Вечером ей пришлось пережить приступ ужасного страха: рядом с окном, на галерее, послышался голос Баланды. Она разговаривала о чем-то с другой женщиной, в которой по привычке ежеминутно отхаркиваться Андара узнала Хамелию. А уж эта Хамелия — упаси боже! Ей бы только во все нос совать, вот уж точно сорока болтливая! Посудачив вволю, Эстефания стукнула раз-другой в окно, но так как хозяин не отозвался, обе кумушки удалились. Потом еще несколько раз кто-то стучал, прибегали соседские мальчишки, что, вообще, было делом обычным — жившая поблизости беднота частенько навещала того, кто называл себя другом и опорой бедных. С наступлением сумерек вконец измученная тоскливым ожиданием и страхом злосчастная девица желала только одного — возвращения клирика, чтобы узнать наконец, можно ли, пребывая в этом мрачном заточении, рассчитывать хотя бы на соблюдение тайны. Минуты казались ей вечностью; было уже почти совсем темно, когда в дверях показался священник; женщина была готова разразиться бранью, но радость при виде его вмиг рассеяла ее досаду и раздражение.

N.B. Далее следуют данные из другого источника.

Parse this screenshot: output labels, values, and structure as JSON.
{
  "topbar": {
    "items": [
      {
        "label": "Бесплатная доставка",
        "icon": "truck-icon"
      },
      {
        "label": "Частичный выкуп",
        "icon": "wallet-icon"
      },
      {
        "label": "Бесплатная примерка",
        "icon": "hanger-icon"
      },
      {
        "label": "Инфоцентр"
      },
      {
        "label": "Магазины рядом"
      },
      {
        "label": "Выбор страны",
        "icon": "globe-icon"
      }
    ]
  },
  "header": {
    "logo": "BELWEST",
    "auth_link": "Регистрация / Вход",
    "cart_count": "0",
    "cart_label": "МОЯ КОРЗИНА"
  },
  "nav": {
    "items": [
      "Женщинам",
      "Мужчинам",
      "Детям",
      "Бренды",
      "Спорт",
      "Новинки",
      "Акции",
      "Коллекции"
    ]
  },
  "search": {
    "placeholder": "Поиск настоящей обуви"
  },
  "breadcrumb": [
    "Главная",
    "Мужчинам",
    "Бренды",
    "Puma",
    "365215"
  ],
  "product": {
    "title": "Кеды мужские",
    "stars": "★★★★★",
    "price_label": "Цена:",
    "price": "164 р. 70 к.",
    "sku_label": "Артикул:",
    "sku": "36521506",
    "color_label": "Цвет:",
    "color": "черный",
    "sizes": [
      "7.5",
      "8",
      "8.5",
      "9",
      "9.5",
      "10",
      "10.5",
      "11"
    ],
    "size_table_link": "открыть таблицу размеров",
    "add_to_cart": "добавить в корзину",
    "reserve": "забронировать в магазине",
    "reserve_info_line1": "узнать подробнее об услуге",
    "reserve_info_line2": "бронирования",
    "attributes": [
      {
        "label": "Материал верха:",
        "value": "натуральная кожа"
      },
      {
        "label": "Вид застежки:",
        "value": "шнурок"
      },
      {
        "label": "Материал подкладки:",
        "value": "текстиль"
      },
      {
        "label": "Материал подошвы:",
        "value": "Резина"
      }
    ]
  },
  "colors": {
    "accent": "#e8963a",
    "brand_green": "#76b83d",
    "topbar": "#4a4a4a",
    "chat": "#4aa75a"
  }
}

— Я вовсе не собираюсь давать тебе отчет в том, куда я хожу и чем занимаюсь, — отвечал Назарин, сразу же подвергшийся не очень-то щепетильному допросу своей протеже (назовем ее так). — Ну, а как ты? Уже лучше? Как рана — не так больно? Да, выглядишь ты бодрее.
— Лучше-то лучше… Только изнемогла я вся от страху… Все чудится — вот входят, хватают и — в тюрьму. Да скажите же вы наконец, что никто меня здесь не тронет — только дайте мужское слово, а не разводите ангельские рацеи.
— Тебе известно, — ответил клирик, разоблачаясь и снимая четырехугольную шапочку, — что я тебя не выдам… Так что позаботься сама, чтоб тебя не нашли… главное — молчок! А то люди по коридору ходят.
— Э-э, да что это мой ангельчик сегодня таким щеголем нарядился? — сказала подошедшая к окну «амазонка». — Что приключилось? Или к сеньору епископу подладились — так я ж давно говорю: не посластишь — ни с чем останешься. Ну, служили сегодня? Во-от. Так и надо: побойчей да половчей, да нос держи по ветру… Тут службы как с неба и посыплются. Послушайте, святой отец, что-то сдается мне… будто пахнет чем-то… вроде духи, знаете, как у этих, у гулящих… Да неужели ж не чувствуете вы? Вонища такая, с ног валит!.. Ну, да дело ясное: ходят к вам всякие, а для вас все одно, кому помогаете — сами не знаете…
— Быть может, — невозмутимо отвечал Назарин. — Много разного народа приходит сюда. От одних пахнет, от других — нет.